Bug #42125 Replication inifinite loop for queries
Submitted: 15 Jan 2009 7:04 Modified: 15 Feb 2009 7:47
Reporter: Shlomi Noach (OCA) Email Updates:
Status: No Feedback Impact on me:
Category:MySQL Server: Replication Severity:S2 (Serious)
Version:All OS:Any
Assigned to: CPU Architecture:Any
Tags: infinite loop, log-slave-updates, replication

[15 Jan 2009 7:04] Shlomi Noach
In a MySQL replication, a message is only discarded by the server which originated it.
In a master-master replication, where masters use log-slave-updates, a query can be re-executed infinitely by participating machines, if the originating machine is not in the loop.

How to repeat:
Setup the following master-slave configuration:
(1) A -> B
A is master, B is slave. Add node C:
(2) A -> B  -> C
All nodes use log-slave updates.
Now setup master-master replication between B,C:
(3) A    B <-> C
(By issuing CHANGE MASTER TO MASTER_HOST='C'... on node B)

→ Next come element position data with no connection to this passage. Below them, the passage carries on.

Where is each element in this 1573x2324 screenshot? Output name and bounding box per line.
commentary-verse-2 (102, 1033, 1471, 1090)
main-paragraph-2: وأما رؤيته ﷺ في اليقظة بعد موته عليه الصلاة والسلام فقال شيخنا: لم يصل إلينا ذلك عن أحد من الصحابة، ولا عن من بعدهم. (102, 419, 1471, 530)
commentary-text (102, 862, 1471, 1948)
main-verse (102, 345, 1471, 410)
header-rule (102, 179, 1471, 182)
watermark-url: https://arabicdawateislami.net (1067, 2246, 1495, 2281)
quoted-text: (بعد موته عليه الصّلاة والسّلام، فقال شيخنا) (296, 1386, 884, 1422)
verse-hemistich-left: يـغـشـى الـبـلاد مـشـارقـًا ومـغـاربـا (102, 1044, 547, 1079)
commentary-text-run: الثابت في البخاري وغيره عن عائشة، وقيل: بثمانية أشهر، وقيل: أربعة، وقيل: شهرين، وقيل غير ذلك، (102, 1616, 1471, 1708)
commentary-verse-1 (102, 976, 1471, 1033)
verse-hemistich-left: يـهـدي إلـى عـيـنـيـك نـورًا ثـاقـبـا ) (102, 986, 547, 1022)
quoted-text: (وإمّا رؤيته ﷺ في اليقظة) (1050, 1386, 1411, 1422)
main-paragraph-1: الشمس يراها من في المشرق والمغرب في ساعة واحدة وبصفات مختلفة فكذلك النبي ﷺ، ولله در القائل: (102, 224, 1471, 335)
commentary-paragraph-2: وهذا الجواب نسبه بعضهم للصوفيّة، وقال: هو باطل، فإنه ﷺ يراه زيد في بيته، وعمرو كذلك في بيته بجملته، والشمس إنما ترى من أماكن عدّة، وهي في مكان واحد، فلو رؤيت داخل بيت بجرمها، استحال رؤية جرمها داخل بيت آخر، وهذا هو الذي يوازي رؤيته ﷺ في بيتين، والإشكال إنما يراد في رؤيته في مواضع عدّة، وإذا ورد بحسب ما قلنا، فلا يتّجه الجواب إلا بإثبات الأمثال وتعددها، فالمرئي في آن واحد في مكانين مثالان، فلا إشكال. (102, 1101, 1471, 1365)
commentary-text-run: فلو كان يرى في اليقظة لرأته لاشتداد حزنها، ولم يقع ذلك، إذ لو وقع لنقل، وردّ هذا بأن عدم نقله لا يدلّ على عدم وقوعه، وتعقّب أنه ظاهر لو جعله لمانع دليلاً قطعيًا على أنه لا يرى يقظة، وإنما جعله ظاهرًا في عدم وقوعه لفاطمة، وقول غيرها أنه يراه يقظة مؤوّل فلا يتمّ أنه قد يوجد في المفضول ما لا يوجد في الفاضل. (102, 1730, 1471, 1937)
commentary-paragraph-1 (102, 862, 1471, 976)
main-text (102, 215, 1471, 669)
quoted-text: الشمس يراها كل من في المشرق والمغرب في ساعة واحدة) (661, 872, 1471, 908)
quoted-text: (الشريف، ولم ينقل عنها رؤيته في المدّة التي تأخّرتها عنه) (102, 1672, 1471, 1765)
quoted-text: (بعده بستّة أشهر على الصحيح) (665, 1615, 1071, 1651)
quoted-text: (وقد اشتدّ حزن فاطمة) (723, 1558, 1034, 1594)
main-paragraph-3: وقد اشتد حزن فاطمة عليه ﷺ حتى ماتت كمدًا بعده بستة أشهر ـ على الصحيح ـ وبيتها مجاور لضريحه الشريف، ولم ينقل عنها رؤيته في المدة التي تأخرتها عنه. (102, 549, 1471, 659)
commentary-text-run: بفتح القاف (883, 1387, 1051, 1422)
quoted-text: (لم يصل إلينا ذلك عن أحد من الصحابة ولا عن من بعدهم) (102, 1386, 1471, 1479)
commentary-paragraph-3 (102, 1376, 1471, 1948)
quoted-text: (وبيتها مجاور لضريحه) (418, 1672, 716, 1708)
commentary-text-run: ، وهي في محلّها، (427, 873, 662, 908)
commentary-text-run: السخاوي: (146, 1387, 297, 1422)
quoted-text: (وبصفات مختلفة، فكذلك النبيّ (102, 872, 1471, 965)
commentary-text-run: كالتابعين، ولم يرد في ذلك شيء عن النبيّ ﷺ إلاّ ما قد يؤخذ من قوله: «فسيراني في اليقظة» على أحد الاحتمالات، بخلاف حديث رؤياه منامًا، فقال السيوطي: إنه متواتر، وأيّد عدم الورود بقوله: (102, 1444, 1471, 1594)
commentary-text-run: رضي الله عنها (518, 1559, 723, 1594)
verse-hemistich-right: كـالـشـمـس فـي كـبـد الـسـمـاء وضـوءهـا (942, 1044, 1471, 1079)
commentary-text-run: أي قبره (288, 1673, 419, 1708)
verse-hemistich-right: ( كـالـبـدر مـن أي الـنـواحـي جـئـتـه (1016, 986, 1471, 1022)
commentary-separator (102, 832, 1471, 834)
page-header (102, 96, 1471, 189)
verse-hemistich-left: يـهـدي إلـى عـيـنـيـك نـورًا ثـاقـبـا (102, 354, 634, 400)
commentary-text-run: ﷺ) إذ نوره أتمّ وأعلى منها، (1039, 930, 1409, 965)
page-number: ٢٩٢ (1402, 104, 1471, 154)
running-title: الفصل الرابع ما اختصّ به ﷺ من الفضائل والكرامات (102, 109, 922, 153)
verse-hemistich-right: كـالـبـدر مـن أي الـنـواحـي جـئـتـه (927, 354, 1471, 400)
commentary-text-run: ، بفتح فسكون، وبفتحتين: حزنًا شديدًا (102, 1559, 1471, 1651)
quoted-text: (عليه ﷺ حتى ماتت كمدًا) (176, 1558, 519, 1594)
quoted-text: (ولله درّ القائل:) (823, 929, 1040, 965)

Any query logged on A during phase (2), will now run infinitely between B and C.
During phase (2) An UPDATE is performed on A. It is replicated by and executed on B. Since log-slave-updates is used, it is replicated by and executed by C. It stays there.

When we tell B to replicate C, it will read this UPDATE, and will re-execute it, write it to binary log, to be replicated and re-executed by C, and so on.

Suggested fix:
Today a message is consumed only by the originating machine.
Each node should keep a small map: the last known message (or query position in the binary log) - *per server id*.

Thus, a message should be discarded if it came from server id X, and its position is equal or is lower than the last known position fro server X.

If the message is of higher position, it is executed, logged, and the counter for that server is updated.
[15 Jan 2009 7:47] Sveta Smirnova
Thank you for the report.

Please indicate accurate version of MySQL server you use and provide configuration files for all 3 servers.
[16 Feb 2009 0:00] Bugs System
No feedback was provided for this bug for over a month, so it is
being suspended automatically. If you are able to provide the
information that was originally requested, please do so and change
the status of the bug back to "Open".